This.antman wrote:I would tell myself to stop you tubing and googling and just read the manual.
Also, it would be; don't think that because you transposed your bassline in 4 octaves, it's going to sound huge and awesome. Some of my biggest basslines have come from sounds made from just 1 or 2 oscillators and just one octave, or a few oscillators carefully layered together (and a sub). I used to just try to use as many oscillators as possible thinking that would give me a huge sound, when all it really ever gave me was a huge wall of shit that cluttered the mix.
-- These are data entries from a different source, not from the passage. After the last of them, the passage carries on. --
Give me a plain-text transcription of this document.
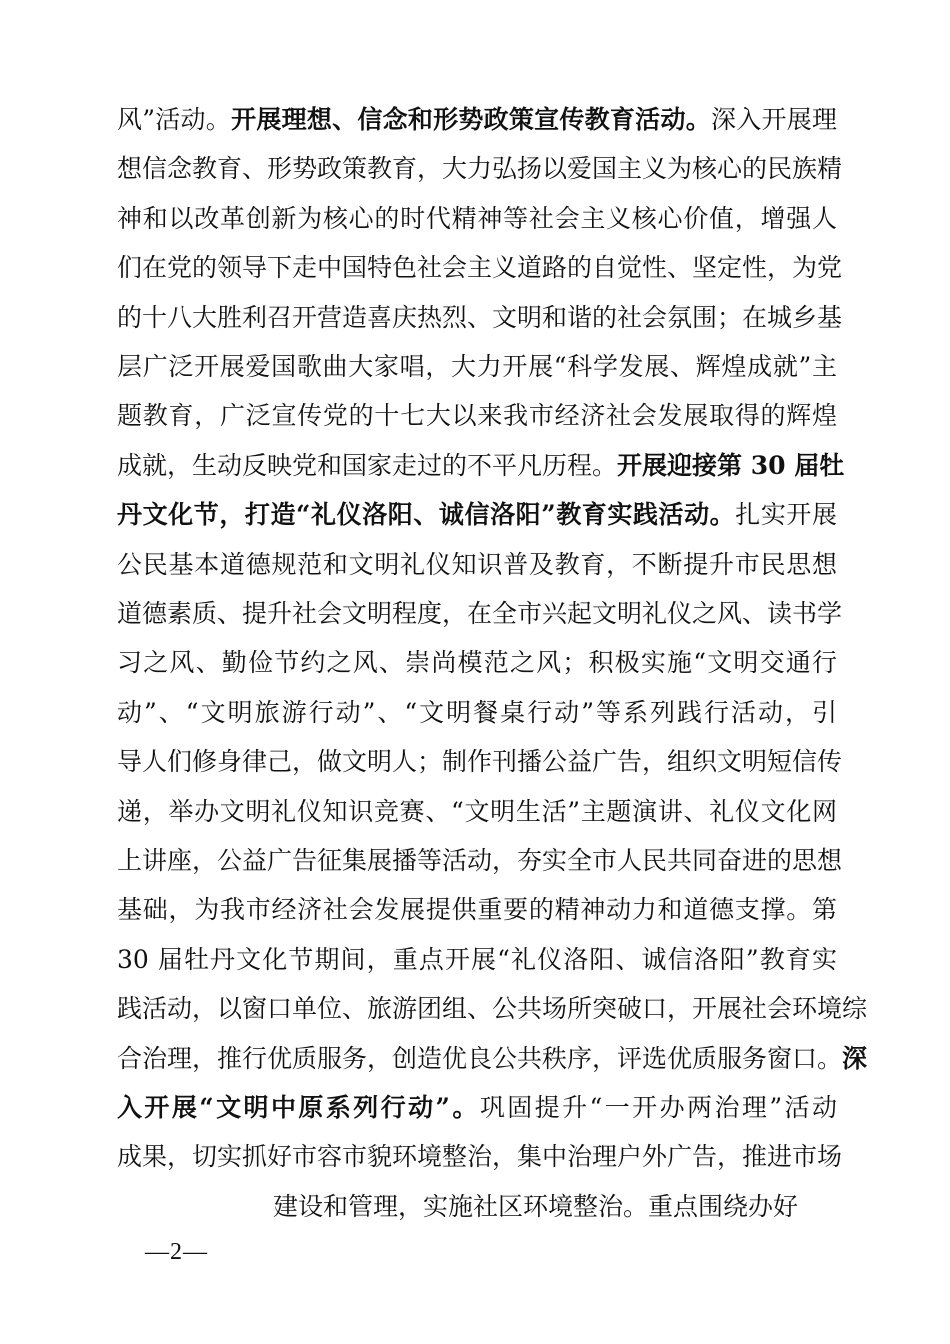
风”活动。开展理想、信念和形势政策宣传教育活动。深入开展理
想信念教育、形势政策教育，大力弘扬以爱国主义为核心的民族精
神和以改革创新为核心的时代精神等社会主义核心价值，增强人
们在党的领导下走中国特色社会主义道路的自觉性、坚定性，为党
的十八大胜利召开营造喜庆热烈、文明和谐的社会氛围；在城乡基
层广泛开展爱国歌曲大家唱，大力开展“科学发展、辉煌成就”主
题教育，广泛宣传党的十七大以来我市经济社会发展取得的辉煌
成就，生动反映党和国家走过的不平凡历程。开展迎接第 30 届牡
丹文化节，打造“礼仪洛阳、诚信洛阳”教育实践活动。扎实开展
公民基本道德规范和文明礼仪知识普及教育，不断提升市民思想
道德素质、提升社会文明程度，在全市兴起文明礼仪之风、读书学
习之风、勤俭节约之风、崇尚模范之风；积极实施“文明交通行
动”、“文明旅游行动”、“文明餐桌行动”等系列践行活动，引
导人们修身律己，做文明人；制作刊播公益广告，组织文明短信传
递，举办文明礼仪知识竞赛、“文明生活”主题演讲、礼仪文化网
上讲座，公益广告征集展播等活动，夯实全市人民共同奋进的思想
基础，为我市经济社会发展提供重要的精神动力和道德支撑。第
30 届牡丹文化节期间，重点开展“礼仪洛阳、诚信洛阳”教育实
践活动，以窗口单位、旅游团组、公共场所突破口，开展社会环境综
合治理，推行优质服务，创造优良公共秩序，评选优质服务窗口。深
入开展“文明中原系列行动”。巩固提升“一开办两治理”活动
成果，切实抓好市容市貌环境整治，集中治理户外广告，推进市场
建设和管理，实施社区环境整治。重点围绕办好
—2—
Also, it would be to learn the basics of EQing, and use it to have things sit proper in the mix, as opposed to getting into a loudness war where you turn the bassline up, and the lead drowns out, so you turn the lead up, then the pad drowns out, etc. etc. Learn to focus as much as possible on the track as a whole. That lead you just made may sound very sick on its own, but if it cludders the mix, what are the most vital frequency ranges that need to come through, and what can you notch out to make headroom for other things?
And the final tidbit, don't frequency split just because you heard that's what the pros do. Obviously experiment, but I fell into the trap of always trying to frequency split my reeses and they just turned out thin sounding and just genuinely god awful because I was just doing it to do it; because I heard it was a good thing. I sometimes frequency split my basslines with good results, but usually for my reeses I just split of the sub and then everything above it. Basically, stay away from the trap of doing something you don't know how to do just because you heard it was good to do. That being said, take some time every now and again to completely negate what I just said and experiment with things you know nothing about (and learn as much as you can about at the same time).